The Chairman of the Joint Chiefs of Staff, Admiral Mike Mullen, is heading one of the reviews. The other two are being done at the White House and at U.S. Central Command, which supervises U.S. military operations throughout the Middle East and Central Asia. But although Taliban attacks have been on the rise in recent months, Admiral Mullen said he expects the reviews to generally endorse the current approach.
"At this point, anyway, I don't expect any radical changes," he said. "I think emphasis is going to be important. Clearly, we'll see where we go with a new administration with respect to that and clearly part of the discussion will be how the strategy gets resourced. And we'll have to see what's available to do that."
Current U.S. and NATO strategy in Afghanistan calls for a three-pronged approach, involving security, economic development and improved governance throughout the country. Admiral Mullen acknowledged that resources for the effort are limited, but he noted that one U.S. combat brigade, about 3,500 troops, will be added in January, and he hopes to send more troops as soon as possible after that. Officials said as the United States could add as many as 20,000 troops to Afghanistan next year, to join the 32,000 it already has there, along with nearly as many from other NATO countries.
"Flowing all those troops to Afghanistan will not fix the problem. It will create the environment, shape the environment. But there's a great deal of work that has to be done not just by the United States, not just by NATO, but by the international community to get those other two pieces [economic development and improved governance] right," he said.

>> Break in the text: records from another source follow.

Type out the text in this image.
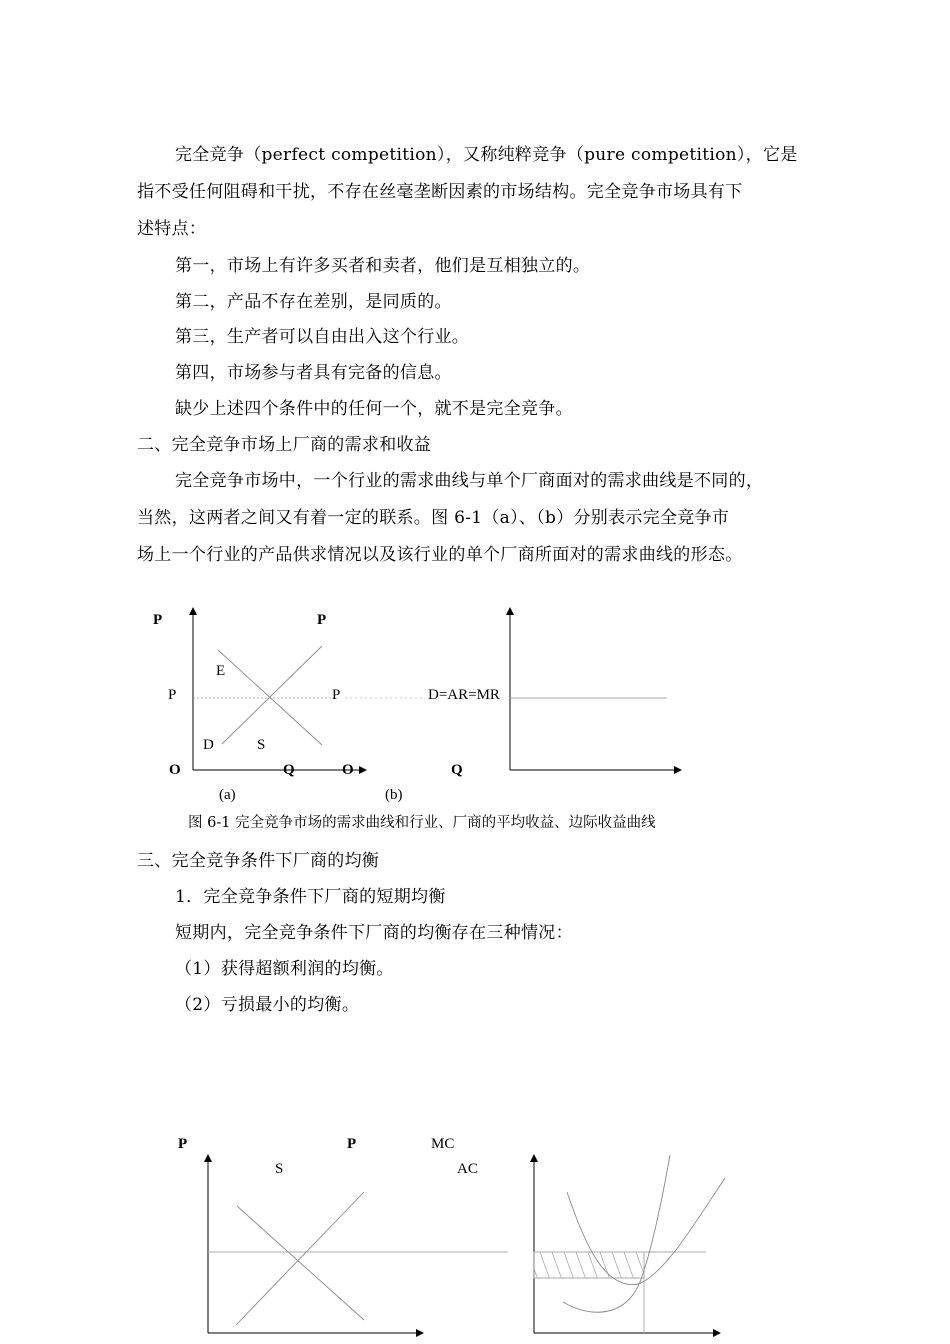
完全竞争（perfect competition），又称纯粹竞争（pure competition），它是
指不受任何阻碍和干扰，不存在丝毫垄断因素的市场结构。完全竞争市场具有下
述特点：
第一，市场上有许多买者和卖者，他们是互相独立的。
第二，产品不存在差别，是同质的。
第三，生产者可以自由出入这个行业。
第四，市场参与者具有完备的信息。
缺少上述四个条件中的任何一个，就不是完全竞争。
二、完全竞争市场上厂商的需求和收益
完全竞争市场中，一个行业的需求曲线与单个厂商面对的需求曲线是不同的，
当然，这两者之间又有着一定的联系。图 6-1（a）、（b）分别表示完全竞争市
场上一个行业的产品供求情况以及该行业的单个厂商所面对的需求曲线的形态。
P	P
E
P	P	D=AR=MR
D	S
O	Q	O	Q
(a)	(b)
图 6-1 完全竞争市场的需求曲线和行业、厂商的平均收益、边际收益曲线
三、完全竞争条件下厂商的均衡
1．完全竞争条件下厂商的短期均衡
短期内，完全竞争条件下厂商的均衡存在三种情况：
（1）获得超额利润的均衡。
（2）亏损最小的均衡。
P	P	MC
S	AC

The admiral said another "big piece" of the Afghanistan strategy has to be an improved counter-narcotics effort. NATO has accepted that mission, in part, and Admiral Mullen said the U.S. troop increase will help the effort.
And he said there is at least one additional element he believes will be emphasized in the strategy review reports - the need for a better South Asian regional strategy to ease India-Pakistan tensions in the wake of the Mumbai attacks and to help Pakistan eliminate the terrorist safe havens in its tribal areas along the Afghan border.
"It's my view we need to have a comprehensive approach with the country of Pakistan, and we've worked hard to try to expand that, not waiting for any strategy review. We've worked pretty hard on that over many, many months," he said.
Admiral Mullen, who met with top Pakistani military and civilian leaders in Islamabad last week, said he is pleased with Pakistan's moves in recent days to arrest people who are believed to have been involved in the Mumbai attacks. But like other U.S. officials, he called for a sustained Pakistani counter-terrorism effort.
Experts said that can only happen if India-Pakistan tensions are low, and Admiral Mullen said Pakistan needs to ensure that its intelligence service operatives are not doing anything that would increase tensions. The Pakistan Inter-Services Intelligence unit has been implicated in past attacks in both India and Afghanistan.